Columbia University Department of Computer Science



Abstract

 

A wide range of visually intriguing effects exhibited by liquids involve the dynamics of thin sheets: the "milk crown" of a splashing droplet falling into a shallow pool, the periodic folding of poured chocolate sauce or cake batter, or the stunning splash formations captured by high speed artistic photography. The large aspect ratios of such sheets raise challenges for animation: capturing these effects with traditional volumetric simulation approaches requires extreme grid resolutions, with attendant memory and computational costs. In this talk, I will discuss some results of my ongoing work on this problem, highlighting two contrasting approaches.
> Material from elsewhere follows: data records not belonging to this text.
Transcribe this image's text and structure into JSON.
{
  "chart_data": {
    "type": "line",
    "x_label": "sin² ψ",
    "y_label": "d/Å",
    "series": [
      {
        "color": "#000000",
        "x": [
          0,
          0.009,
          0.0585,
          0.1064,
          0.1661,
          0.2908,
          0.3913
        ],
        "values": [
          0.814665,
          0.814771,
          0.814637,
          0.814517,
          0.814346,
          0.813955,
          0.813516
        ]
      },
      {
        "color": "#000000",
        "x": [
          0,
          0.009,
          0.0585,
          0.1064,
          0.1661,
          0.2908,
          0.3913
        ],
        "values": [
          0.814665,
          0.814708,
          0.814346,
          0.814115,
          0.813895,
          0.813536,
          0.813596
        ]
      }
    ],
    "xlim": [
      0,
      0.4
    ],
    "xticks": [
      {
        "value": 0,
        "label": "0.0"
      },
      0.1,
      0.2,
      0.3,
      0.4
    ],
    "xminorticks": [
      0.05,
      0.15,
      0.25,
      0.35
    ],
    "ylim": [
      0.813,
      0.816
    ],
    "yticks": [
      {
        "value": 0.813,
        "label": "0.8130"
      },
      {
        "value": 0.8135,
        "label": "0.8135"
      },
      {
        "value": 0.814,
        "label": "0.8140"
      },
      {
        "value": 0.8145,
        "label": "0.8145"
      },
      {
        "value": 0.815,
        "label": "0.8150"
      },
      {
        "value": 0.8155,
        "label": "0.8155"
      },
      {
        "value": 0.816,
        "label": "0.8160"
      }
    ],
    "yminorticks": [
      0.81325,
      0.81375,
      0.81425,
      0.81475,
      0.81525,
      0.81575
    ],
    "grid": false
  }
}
The first technique I will describe combines a triangle mesh-based front tracking technique with an underlying Voronoi simulation mesh. The Voronoi mesh is rebuilt at each step from samples that are carefully placed to fully capture the detailed geometry of the liquid surface, while the use of embedded boundary methods avoids the need to exactly conform to physical boundaries. This method eliminates the accumulation of sub-grid noise in the surface geometry and ensures that even very thin splashes possess sufficient degrees of freedom for plausible animation, using far fewer samples than would be required with naive uniform refinement. The second method I will describe takes inspiration from dimensionally-reduced Lagrangian models commonly applied to elastic shells and cloth animation: we directly discretize a viscous liquid sheet as a deforming triangle-mesh surface with evolving thickness. I will illustrate that by exploiting the inherent geometry of the problem in this manner, we can reproduce an array of viscous sheet behaviours, including wrinkling, sagging, buckling, and surface tension, while exactly preserving liquid volume.